Problem Penuaan Penduduk di China: Warisan Sejarah Yang Belum Tuntas

Problem Penuaan Penduduk di China: Warisan Sejarah Yang Belum Tuntas

Di balik gegap gempita kebangkitan China sebagai raksasa baru ekonomi dunia dari Asia, China memiliki sejumlah persoalan sosial. Di antara persoalan-persoalan itu adalah isu terkait hak asasi manusia, kebebasan berekspresi dan berpendapat, krisis iklim dalam bentuk bencana gelombang panas, serta persoalan dalam aspek demografi. Tayangan video dokumenter berjudul Is China Ready To Be Old?  dari ABC News  pada 1 September 2022 lalu memotret salah satu dari persoalan sosial tersebut, yakni ketimpangan demografi penduduk yang serius. Video tersebut memperlihatkan bagaimana China menghadapi fenomena penuaan penduduk karena penduduk lanjut usia (lansia) di negara itu memiliki populasi yang besar.

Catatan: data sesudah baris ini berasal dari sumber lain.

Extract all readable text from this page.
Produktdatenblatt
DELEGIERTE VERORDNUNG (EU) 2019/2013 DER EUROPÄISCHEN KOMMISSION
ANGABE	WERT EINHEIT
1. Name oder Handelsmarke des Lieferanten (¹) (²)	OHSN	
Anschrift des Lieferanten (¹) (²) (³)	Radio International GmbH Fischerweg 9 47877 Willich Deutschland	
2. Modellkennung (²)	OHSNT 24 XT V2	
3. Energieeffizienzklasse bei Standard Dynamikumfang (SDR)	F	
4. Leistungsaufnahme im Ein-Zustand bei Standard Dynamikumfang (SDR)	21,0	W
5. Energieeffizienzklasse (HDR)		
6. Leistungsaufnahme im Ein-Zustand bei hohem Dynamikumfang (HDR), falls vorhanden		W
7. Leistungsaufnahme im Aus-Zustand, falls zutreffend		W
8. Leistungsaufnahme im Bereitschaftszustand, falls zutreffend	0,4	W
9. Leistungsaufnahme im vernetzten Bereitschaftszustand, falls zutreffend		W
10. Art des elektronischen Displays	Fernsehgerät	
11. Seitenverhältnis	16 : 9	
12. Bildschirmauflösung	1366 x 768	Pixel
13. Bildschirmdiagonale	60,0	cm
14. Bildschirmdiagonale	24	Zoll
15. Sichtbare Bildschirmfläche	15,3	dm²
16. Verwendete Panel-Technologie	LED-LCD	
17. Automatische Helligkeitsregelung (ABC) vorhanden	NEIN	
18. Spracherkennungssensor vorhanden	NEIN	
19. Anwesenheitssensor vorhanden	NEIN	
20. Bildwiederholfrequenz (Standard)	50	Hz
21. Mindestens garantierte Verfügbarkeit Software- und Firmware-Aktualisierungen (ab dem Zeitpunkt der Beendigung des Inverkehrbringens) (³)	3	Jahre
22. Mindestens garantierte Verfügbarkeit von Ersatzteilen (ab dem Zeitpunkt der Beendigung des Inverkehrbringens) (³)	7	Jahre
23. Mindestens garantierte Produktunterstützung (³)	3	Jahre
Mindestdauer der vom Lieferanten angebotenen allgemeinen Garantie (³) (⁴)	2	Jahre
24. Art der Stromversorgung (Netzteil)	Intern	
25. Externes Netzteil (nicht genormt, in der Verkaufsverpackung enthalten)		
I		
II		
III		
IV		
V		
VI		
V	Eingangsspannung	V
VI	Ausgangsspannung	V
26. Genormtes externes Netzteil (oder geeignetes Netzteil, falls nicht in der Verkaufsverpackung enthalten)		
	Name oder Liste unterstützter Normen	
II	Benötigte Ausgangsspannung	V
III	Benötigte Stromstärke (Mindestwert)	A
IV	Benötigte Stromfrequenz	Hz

Berdasarkan rasio persebaran penduduk, saat ini warga berusia lebih dari 60 tahun memiliki populasi lebih banyak daripada usia muda, yaitu hampir 18,9 persen dari total populasi China. Bila tren seperti ini terus berlangsung, diperkirakan pada tahun 2050 penduduk usia lanjut (lansia) yang berusia lebih dari 65 tahun di China akan mencapai seperempat dari total jumlah penduduk. Mengingat menurut standar PBB suatu negara yang memiliki lebih dari 7 persen populasi usia di atas 65 tahun dianggap telah mengalami penuaan, maka pada tahun di atas China akan menjadi salah satu negara yang mengalami penuaan. Apa yang menyebabkan terjadinya pembengkakan populasi usia tua di China? Apa dampak fenomena tersebut bagi masyarakat dan pemerintah China? Upaya apa yang telah dilakukan oleh pemerintah China untuk menanggulangi persoalan ini? Pertanyaan-pertanyaan inilah yang akan menjadi fokus dari tulisan ini.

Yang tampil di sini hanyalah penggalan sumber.